Daily Management Review

Moscovici: the European Commission may impose sanctions on Italy


11/06/2018


The European Commission may impose sanctions on Italy as a last resort if an agreement on the country's budget is not reached, but Brussels wants to avoid this scenario, said European Commissioner for Economic Affairs Pierre Moscovici.



Pierre Moscovici
Pierre Moscovici
“I have never been a supporter of sanctions. Sanctions are always failure,” said Moscovici, quoted by Reuters, on the sidelines of the meeting of EU finance ministers.

However, in response to a question from journalists about Italy, he said: "I want a dialogue, but sanctions can eventually be tried on if we cannot reach an agreement."

In October, the European Commission rejected the draft budget of Italy. The negative conclusion means that the executive body of the EU is asking the Italian government to review and resubmit its budget plan.
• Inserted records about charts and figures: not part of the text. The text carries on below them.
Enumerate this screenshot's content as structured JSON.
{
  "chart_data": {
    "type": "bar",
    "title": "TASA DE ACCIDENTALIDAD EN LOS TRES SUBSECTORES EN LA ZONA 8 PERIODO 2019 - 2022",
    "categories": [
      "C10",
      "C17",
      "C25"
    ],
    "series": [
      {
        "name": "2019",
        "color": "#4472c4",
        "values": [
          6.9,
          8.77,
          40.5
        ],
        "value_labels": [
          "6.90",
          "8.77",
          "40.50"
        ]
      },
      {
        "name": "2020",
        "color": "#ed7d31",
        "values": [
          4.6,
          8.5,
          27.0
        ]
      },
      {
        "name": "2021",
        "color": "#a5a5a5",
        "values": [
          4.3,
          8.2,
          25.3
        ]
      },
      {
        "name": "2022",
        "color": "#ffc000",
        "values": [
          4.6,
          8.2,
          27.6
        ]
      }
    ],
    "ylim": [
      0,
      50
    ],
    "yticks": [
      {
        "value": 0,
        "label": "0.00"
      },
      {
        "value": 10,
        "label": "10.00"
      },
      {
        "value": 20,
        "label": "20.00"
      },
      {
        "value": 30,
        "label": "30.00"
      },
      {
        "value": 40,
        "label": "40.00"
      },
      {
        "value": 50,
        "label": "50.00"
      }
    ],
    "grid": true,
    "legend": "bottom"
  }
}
Italy set a budget deficit target of 2.4% of GDP in 2019 (three times the previous target), 2.1% in 2020 and 1.8% in 2021

The target ratio of debt to GDP is set at 130.9% in 2018, 130% in 2019, 128.1% in 2020 and 126.7% in 2021.

According to EU rules, the country's budget deficit should not exceed 3% of GDP, and public debt should be no more than 60% of GDP. Although the planned Italian budget deficit is less than 3%, its increase compared with the previously agreed level has caused discontent of the European Commission. Rome is given three weeks to make changes to its spending plans and resubmit them to Brussels.

According to Moscovici, a decision has not yet been made on possible measures with respect to Italy, since Rome still has a week to change its budget plans.

"On November 13, we expect a confident, accurate response from the Italian government," said the European Commissioner.

Italian Finance Minister Giovanni Tria confirmed on Monday that the country's budget will not change, and insisted that the planned budget deficit for the next year would not increase the country's huge scale debt, which exceeds 130% of GDP.

EU officials said that if the Italian budget is not amended, the European Commission is likely to respond to this at a meeting on November 21, publishing a critical report on the country's debt. This will be the first step in the disciplinary procedure in respect of Italy, said Reuters.

Brussels may ask Italy to transfer an interest-free deposit of 0.2% of its GDP to the block rescue fund, the European stabilization mechanism.

The Commission could also set a deadline for Italy to take measures to reduce its debt. Eurozone governments will need to approve such measures.

Skipping this deadline may lead to the imposition of tougher sanctions, including a fine of up to 0.2% of GDP and more careful monitoring by the European Commission and the European Central Bank involving missions in Italy.